It’s all over my hands, skin, on my face. My clothing is dusted with it. It’s in my nose, probably my eyes, and most definitely in my lungs. I’m trying not to think about it.
Making gold crowns for teeth–specifically, a gold bridge in this instance–is a case study in patience and perseverance. It’s an amazingly long and drawn out process that demands the complete marriage of artistry and precision to reach a final product that is worth being proud of. Lately, my perseverance has been wearing thin: three late, oh-so-late nights in the lab in a row can do that to a person. I’m doing my best to be patient with this project, but it’s becoming increasingly difficult as I find myself more and more exhausted during following days.

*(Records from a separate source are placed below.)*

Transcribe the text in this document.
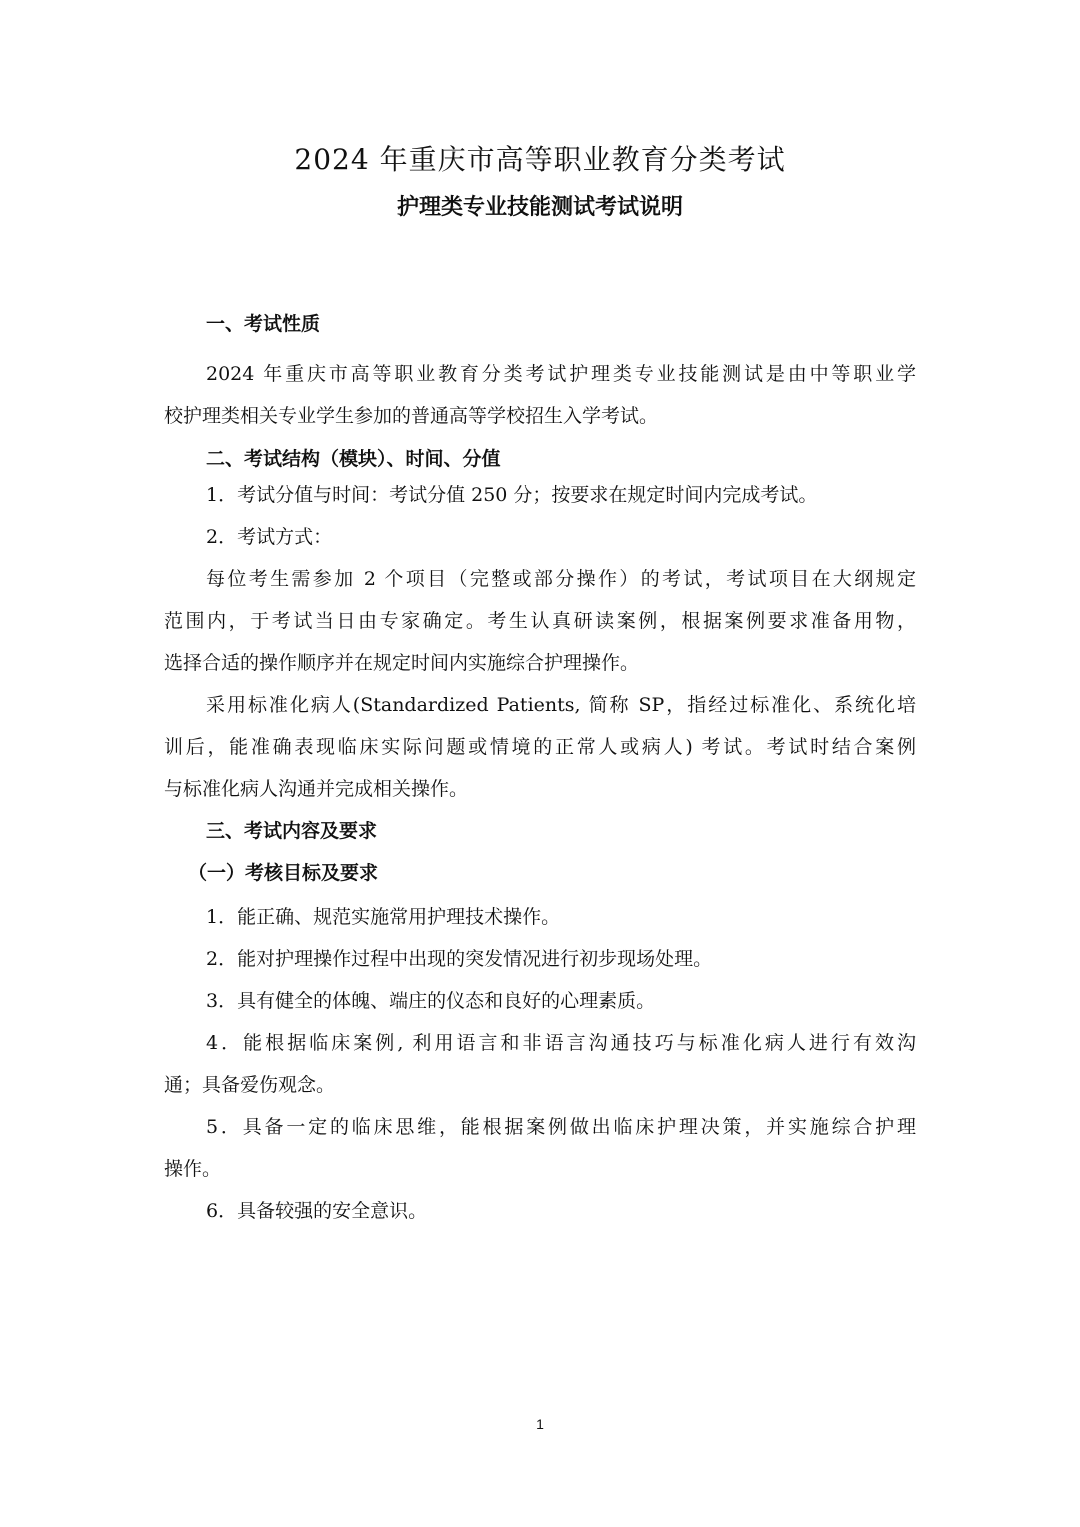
2024 年重庆市高等职业教育分类考试
护理类专业技能测试考试说明
一、考试性质
2024 年重庆市高等职业教育分类考试护理类专业技能测试是由中等职业学
校护理类相关专业学生参加的普通高等学校招生入学考试。
二、考试结构（模块）、时间、分值
1．考试分值与时间：考试分值 250 分；按要求在规定时间内完成考试。
2．考试方式：
每位考生需参加 2 个项目（完整或部分操作）的考试，考试项目在大纲规定
范围内，于考试当日由专家确定。考生认真研读案例，根据案例要求准备用物，
选择合适的操作顺序并在规定时间内实施综合护理操作。
采用标准化病人(Standardized Patients, 简称 SP，指经过标准化、系统化培
训后，能准确表现临床实际问题或情境的正常人或病人) 考试。考试时结合案例
与标准化病人沟通并完成相关操作。
三、考试内容及要求
（一）考核目标及要求
1．能正确、规范实施常用护理技术操作。
2．能对护理操作过程中出现的突发情况进行初步现场处理。
3．具有健全的体魄、端庄的仪态和良好的心理素质。
4．能根据临床案例, 利用语言和非语言沟通技巧与标准化病人进行有效沟
通；具备爱伤观念。
5．具备一定的临床思维，能根据案例做出临床护理决策，并实施综合护理
操作。
6．具备较强的安全意识。
1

A few nights ago, as the terminology goes, I cast the gold bridge as two separate pieces, let them cool on the desk for a few minutes, and eventually dropped them in cold water. In anticipation, I carefully broke the stone mold that encased my gold work. After using a sandblaster to take off the remaining grit of stubborn stone, I finally had a chance to see the artistry of my waxed model turned into gold.
I was thrilled with the first piece; it fit the prepared teeth exactly and had a smooth surface for easy polishing. As for the other, something went wrong and it was covered on the outside with an unbelievable number of little bumps, so much so that it looked like a hereditary disorder of sorts.
By this time, it was already past 10 in the evening. Truly, I didn’t want to deal with all those bumps. I wanted to go home, home, home. I wanted to relax, sleep. Nonetheless, I eventually turned off my needs and decided to stay in the lab and persevere: I wanted to get rid of all those ugly bumps that turned the original sleek and waxed surface into a disfigured monster of gold. I pulled out a hand piece drill, attached a cutting bur, and starting smoothing away the bumps bit by bit.
As I was cutting, the air in front of me started to become hazy–gold dust was everywhere. Even though I was wearing protective lenses and a mask, there were still plenty of surfaces on my person for the dust to come rest on. I became dusted with gold. It might have been an annoyance and even a potential problem for my health if I breathed in gold dust regularly. Instead, I considered it as just a hazard of the job, that it was something I wouldn’t have to do in the same quantity once I start working in a private practice.
In the end, my patience paid off and I actually finished the project on time. I trimmed off areas where there was too much gold, I carved in secondary anatomy with a bur, and spent a ridiculous amount of time polishing and polishing until the gold shone with a lovely, crisp and clear color. Even though I lost a lot of sleep over this project, I felt a sort of maternal pride for my work when all was said and done. Oddly, it was gratifying to have finally come to an end.
Lesson learned: Always pull through and persevere, have patience in all you put your heart and soul into. No matter the struggles, the relief and joy that comes at the end is worth aspiring for.